Al currently works in the Dodgers' community relations department.

Thursday, November 21, 2013

Dave McNally (#193)

Here is Dave McNally, months before leading the Orioles to their first-ever World Series championship, a 4-0 sweep of the defending champion Dodgers. In his 4th full season, McNally led the ’66 starting rotation in starts, innings pitched, and strikeouts, while compiling a 13-6 record. (2nd-year man Jim Palmer edged him out with 15 wins.)

Dave was signed by the O’s in 1960, and made his major-league debut at age 19 during the last week of September 1962, with a complete- game shutout of the Kansas City Athletics.

In 1963, McNally began the season in the bullpen, but in mid-June was promoted to the starting rotation that included veteran Robin Roberts, as well as Steve Barber, Milt Pappas, and Mike McCormick. Dave replaced Chuck Estrada, who had compiled a 9-17 record in the previous season.


McNally and Barber both had off-years in 1964, each winning only 9 games, while Roberts, Pappas, and rookie Wally Bunker all won in double figures (with 19 wins for Bunker).

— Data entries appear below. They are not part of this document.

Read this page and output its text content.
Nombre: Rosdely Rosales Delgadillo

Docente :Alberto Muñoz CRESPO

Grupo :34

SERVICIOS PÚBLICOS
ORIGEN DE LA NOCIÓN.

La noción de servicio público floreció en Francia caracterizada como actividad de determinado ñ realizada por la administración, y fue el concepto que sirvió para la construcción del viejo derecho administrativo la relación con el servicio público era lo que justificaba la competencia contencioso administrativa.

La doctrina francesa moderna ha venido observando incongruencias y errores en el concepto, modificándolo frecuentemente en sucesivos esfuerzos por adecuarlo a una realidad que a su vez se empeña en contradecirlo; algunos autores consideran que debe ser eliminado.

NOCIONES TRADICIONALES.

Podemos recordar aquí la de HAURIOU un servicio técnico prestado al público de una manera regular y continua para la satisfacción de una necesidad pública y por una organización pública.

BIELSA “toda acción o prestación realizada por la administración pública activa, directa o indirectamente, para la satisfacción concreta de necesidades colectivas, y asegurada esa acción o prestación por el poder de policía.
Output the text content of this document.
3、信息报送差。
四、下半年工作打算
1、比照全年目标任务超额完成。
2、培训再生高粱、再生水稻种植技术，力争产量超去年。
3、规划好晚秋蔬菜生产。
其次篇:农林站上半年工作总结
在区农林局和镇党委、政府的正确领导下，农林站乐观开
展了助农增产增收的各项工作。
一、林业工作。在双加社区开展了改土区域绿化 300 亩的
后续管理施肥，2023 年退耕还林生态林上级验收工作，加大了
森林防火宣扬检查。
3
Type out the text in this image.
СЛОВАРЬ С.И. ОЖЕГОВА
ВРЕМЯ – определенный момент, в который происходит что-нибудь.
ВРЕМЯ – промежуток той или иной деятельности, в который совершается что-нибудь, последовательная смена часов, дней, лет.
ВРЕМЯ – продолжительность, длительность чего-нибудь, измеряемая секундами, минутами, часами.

In 1965 Dave won 11 games, as every starter but Roberts (who, at age 38, compiled a 5-7 record and was released at the end of July) was having a good season.

Jim Palmer joined the rotation in 1966, replacing Pappas (who was traded to the Reds for Frank Robinson). McNally, Palmer, Bunker, Barber, and closer Stu Miller, along with the batting of Frank and Brooks Robinson, propelled the Orioles to the World Series. Dave started games 1 and 4 in the '66 Series.

Here are 2 famous photos of McNally from the Series:



After an injury-filled 1967, Dave bounced back and won 20 or more games each season from 1968-71, including a league-leading 24 in 1970. He also made 3 all-star teams during that stretch, and pitched in the '69, '70, and '71 World Series, as well as the '73 and '74 ALCS.

McNally pitched for the Orioles through the 1974 season, then was traded to the Montreal Expos. He played the 1975 season without a contract, then after the season he and Angels’ Dodgers' pitcher Andy Messersmith challenged baseball’s reserve clause (as Curt Flood had done 6 years earlier). This time, McNally and Messersmith were granted free agency, the first to achieve that. However, McNally had not intended to continue playing, and retired. This story is told in more detail by blogger CommishBob near the end of this post.


Dave finished 2nd among Orioles’ starting pitchers of his era in games, innings pitched, and wins:


McNally retired to his hometown of Billings, Montana, and passed away in 2002 from lung cancer at age 60.